Most people are on MT and Wilders to discuss and learn about malware… not to be tricked or duped by your childish antics. Keep it up and no one is going to take you seriously.

Since you did not want to bother running a valid test, I ran one for you.

www.voodooshield.com/artwork/hjlbxfail.mp4

 

Hi OSTexo, nice to meet you! Are you talking about changing the actual verbiage on the prompts? Please give us some more details and we will let you know, thank you!

 

I have a better idea Davidov and guest, why not test VS Free properly, without Comodo? Is that not a better solution .

 

Really? come on... testing an apps and modifying its default setting without notifying the watchers is ridiculous... i usually dislike devs who "deny" a flaw/bug even when proofs are in front on their eyes , i likewise feel the same with "testers" that "forget" to mention things in their tests.

you are welcome

 

At the moment , i won't even recommend Comodo because their "rules disappearance" bug that exist since years and still not fixed.

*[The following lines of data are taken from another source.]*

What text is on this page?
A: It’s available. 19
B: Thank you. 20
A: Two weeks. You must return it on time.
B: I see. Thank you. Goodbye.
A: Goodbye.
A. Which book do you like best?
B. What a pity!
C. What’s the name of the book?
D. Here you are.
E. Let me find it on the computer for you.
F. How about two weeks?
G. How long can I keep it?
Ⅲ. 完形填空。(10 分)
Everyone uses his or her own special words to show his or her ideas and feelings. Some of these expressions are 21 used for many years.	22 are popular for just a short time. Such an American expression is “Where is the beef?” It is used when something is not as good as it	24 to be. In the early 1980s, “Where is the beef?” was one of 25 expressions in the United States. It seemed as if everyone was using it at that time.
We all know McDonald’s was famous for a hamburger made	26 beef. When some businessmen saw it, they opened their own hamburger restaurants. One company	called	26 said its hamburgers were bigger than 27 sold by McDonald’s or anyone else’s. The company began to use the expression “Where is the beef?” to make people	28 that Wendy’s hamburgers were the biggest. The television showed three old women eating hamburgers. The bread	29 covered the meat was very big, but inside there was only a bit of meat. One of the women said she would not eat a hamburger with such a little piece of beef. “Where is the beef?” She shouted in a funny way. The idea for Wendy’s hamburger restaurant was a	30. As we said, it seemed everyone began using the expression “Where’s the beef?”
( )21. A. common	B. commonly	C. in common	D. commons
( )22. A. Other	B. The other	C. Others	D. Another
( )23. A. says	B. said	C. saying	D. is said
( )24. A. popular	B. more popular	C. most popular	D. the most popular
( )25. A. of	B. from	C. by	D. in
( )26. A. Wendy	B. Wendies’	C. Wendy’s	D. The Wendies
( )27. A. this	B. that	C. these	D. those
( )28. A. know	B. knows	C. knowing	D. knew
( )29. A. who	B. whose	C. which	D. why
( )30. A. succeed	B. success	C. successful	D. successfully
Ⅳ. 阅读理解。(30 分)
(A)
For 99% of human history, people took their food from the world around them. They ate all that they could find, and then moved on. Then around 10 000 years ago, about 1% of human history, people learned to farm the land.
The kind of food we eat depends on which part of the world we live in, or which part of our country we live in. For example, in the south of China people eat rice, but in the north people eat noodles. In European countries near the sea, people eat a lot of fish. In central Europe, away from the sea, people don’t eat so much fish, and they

I like only anti-exe (and strong HIPS, like comodo) , so actually there is only 2 (stable and regularly developed) apps that meet my criterias and i can recommend : Appguard and VS. ; i recommend AG for advanced users and VS for the Average Joe.

 

Hehehe, you are forgetting one VERY important thing... CS tested the sample PROPERLY with Comodo, and Comodo handled the file correctly, there was no infection.

What do you suppose would have happened if she would have also been running VS Free on AutoPilot?

If it is an issue, we can always disable the Parent Process feature by default.